/verify

Primary LanguageGoApache License 2.0Apache-2.0

Pomerium Verify service

This example service uses the Pomerium Go SDK to parse and display the contents of the X-Pomerium-Jwt-Assertion header. This can help to validate that a Pomerium deployment is working as expected.

This service is hosted at https://verify.pomerium.com, or you can deploy an instance in your own Pomerium setup.

Configuration options

The service can be configured with the following environment variables:

  • ADDR

    Listen address for the service. If neither ADDR nor PORT is set, the service will listen at :8000.

  • PORT

    Listen address port for the service.

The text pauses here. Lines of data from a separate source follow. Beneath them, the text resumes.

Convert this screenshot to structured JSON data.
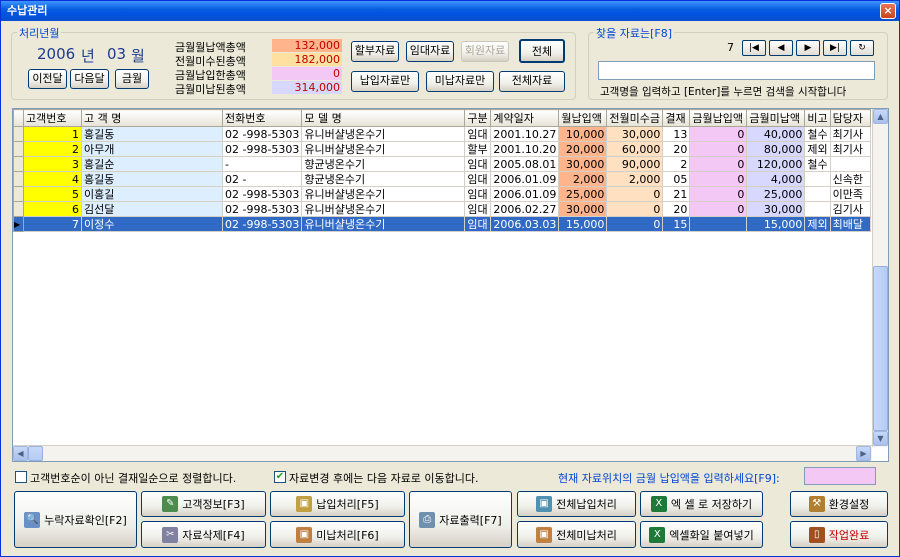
{
  "window": {
    "title": "수납관리",
    "close": "×"
  },
  "period": {
    "label": "처리년월",
    "year": "2006",
    "year_unit": "년",
    "month": "03",
    "month_unit": "월",
    "prev": "이전달",
    "next": "다음달",
    "current": "금월"
  },
  "summary": [
    {
      "label": "금월월납액총액",
      "value": "132,000",
      "color": "#FFB48C",
      "text": "#C00000"
    },
    {
      "label": "전월미수된총액",
      "value": "182,000",
      "color": "#FFE0A0",
      "text": "#C00000"
    },
    {
      "label": "금월납입한총액",
      "value": "0",
      "color": "#F4C8F4",
      "text": "#C00000"
    },
    {
      "label": "금월미납된총액",
      "value": "314,000",
      "color": "#D8D8FF",
      "text": "#C00000"
    }
  ],
  "filters": {
    "installment": "할부자료",
    "lease": "임대자료",
    "member": "회원자료",
    "all": "전체",
    "paid_only": "납입자료만",
    "unpaid_only": "미납자료만",
    "all_data": "전체자료"
  },
  "search": {
    "label": "찾을 자료는[F8]",
    "page": "7",
    "placeholder": "",
    "hint": "고객명을 입력하고 [Enter]를 누르면 검색을 시작합니다"
  },
  "grid": {
    "columns": [
      "고객번호",
      "고 객 명",
      "전화번호",
      "모  델  명",
      "구분",
      "계약일자",
      "월납입액",
      "전월미수금",
      "결재",
      "금월납입액",
      "금월미납액",
      "비고",
      "담당자"
    ],
    "rows": [
      {
        "id": "1",
        "name": "홍길동",
        "phone": "02   -998-5303",
        "model": "유니버샬냉온수기",
        "type": "임대",
        "date": "2001.10.27",
        "monthly": "10,000",
        "unpaid_prev": "30,000",
        "pay": "13",
        "paid": "0",
        "unpaid": "40,000",
        "note": "철수",
        "staff": "최기사"
      },
      {
        "id": "2",
        "name": "아무개",
        "phone": "02   -998-5303",
        "model": "유니버샬냉온수기",
        "type": "할부",
        "date": "2001.10.20",
        "monthly": "20,000",
        "unpaid_prev": "60,000",
        "pay": "20",
        "paid": "0",
        "unpaid": "80,000",
        "note": "제외",
        "staff": "최기사"
      },
      {
        "id": "3",
        "name": "홍길순",
        "phone": "     -",
        "model": "향균냉온수기",
        "type": "임대",
        "date": "2005.08.01",
        "monthly": "30,000",
        "unpaid_prev": "90,000",
        "pay": "2",
        "paid": "0",
        "unpaid": "120,000",
        "note": "철수",
        "staff": ""
      },
      {
        "id": "4",
        "name": "홍길동",
        "phone": "02   -",
        "model": "향균냉온수기",
        "type": "임대",
        "date": "2006.01.09",
        "monthly": "2,000",
        "unpaid_prev": "2,000",
        "pay": "05",
        "paid": "0",
        "unpaid": "4,000",
        "note": "",
        "staff": "신속한"
      },
      {
        "id": "5",
        "name": "이홍길",
        "phone": "02   -998-5303",
        "model": "유니버샬냉온수기",
        "type": "임대",
        "date": "2006.01.09",
        "monthly": "25,000",
        "unpaid_prev": "0",
        "pay": "21",
        "paid": "0",
        "unpaid": "25,000",
        "note": "",
        "staff": "이만족"
      },
      {
        "id": "6",
        "name": "김선달",
        "phone": "02   -998-5303",
        "model": "유니버샬냉온수기",
        "type": "임대",
        "date": "2006.02.27",
        "monthly": "30,000",
        "unpaid_prev": "0",
        "pay": "20",
        "paid": "0",
        "unpaid": "30,000",
        "note": "",
        "staff": "김기사"
      },
      {
        "id": "7",
        "name": "이정수",
        "phone": "02   -998-5303",
        "model": "유니버샬냉온수기",
        "type": "임대",
        "date": "2006.03.03",
        "monthly": "15,000",
        "unpaid_prev": "0",
        "pay": "15",
        "paid": "",
        "unpaid": "15,000",
        "note": "제외",
        "staff": "최배달"
      }
    ],
    "selected_row": 6
  },
  "options": {
    "sort_label": "고객번호순이 아닌 결재일순으로 정렬합니다.",
    "sort_checked": false,
    "next_label": "자료변경 후에는 다음 자료로 이동합니다.",
    "next_checked": true,
    "prompt": "현재 자료위치의 금월 납입액을 입력하세요[F9]:"
  },
  "actions": {
    "missing": "누락자료확인[F2]",
    "customer_info": "고객정보[F3]",
    "delete": "자료삭제[F4]",
    "pay": "납입처리[F5]",
    "unpay": "미납처리[F6]",
    "print": "자료출력[F7]",
    "pay_all": "전체납입처리",
    "unpay_all": "전체미납처리",
    "excel_save": "엑 셀 로 저장하기",
    "excel_paste": "엑셀화일 붙여넣기",
    "settings": "환경설정",
    "done": "작업완료"
  }
}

If neither ADDR nor PORT is set, the service will listen at :8000.

  • JWKS_ENDPOINT

    Allows setting a static URL to use for fetching the public key(s) for verifying the Pomerium JWT. If unset, keys will be fetched from the domain specified in the JWT iss claim (using the internal Pomerium endpoint at /.well-known/pomerium/jwks.json). Note: in order for this to work correctly, you must define signing_key or signing_key_file in the Pomerium configuration.

  • EXPECTED_JWT_ISSUER

    When set, JWT verification will additionally validate that the issuer claim (iss) matches the given value.

  • EXPECTED_JWT_AUDIENCE

    When set, JWT verification will additionally validate that the audience claim (aud) matches the given value.

  • GCLOUD_PROJECT

    When set to a Firebase project ID, the service will use Cloud Firestore as a storage backend for WebAuthn-related storage. (By default, the service will store this data in memory instead.)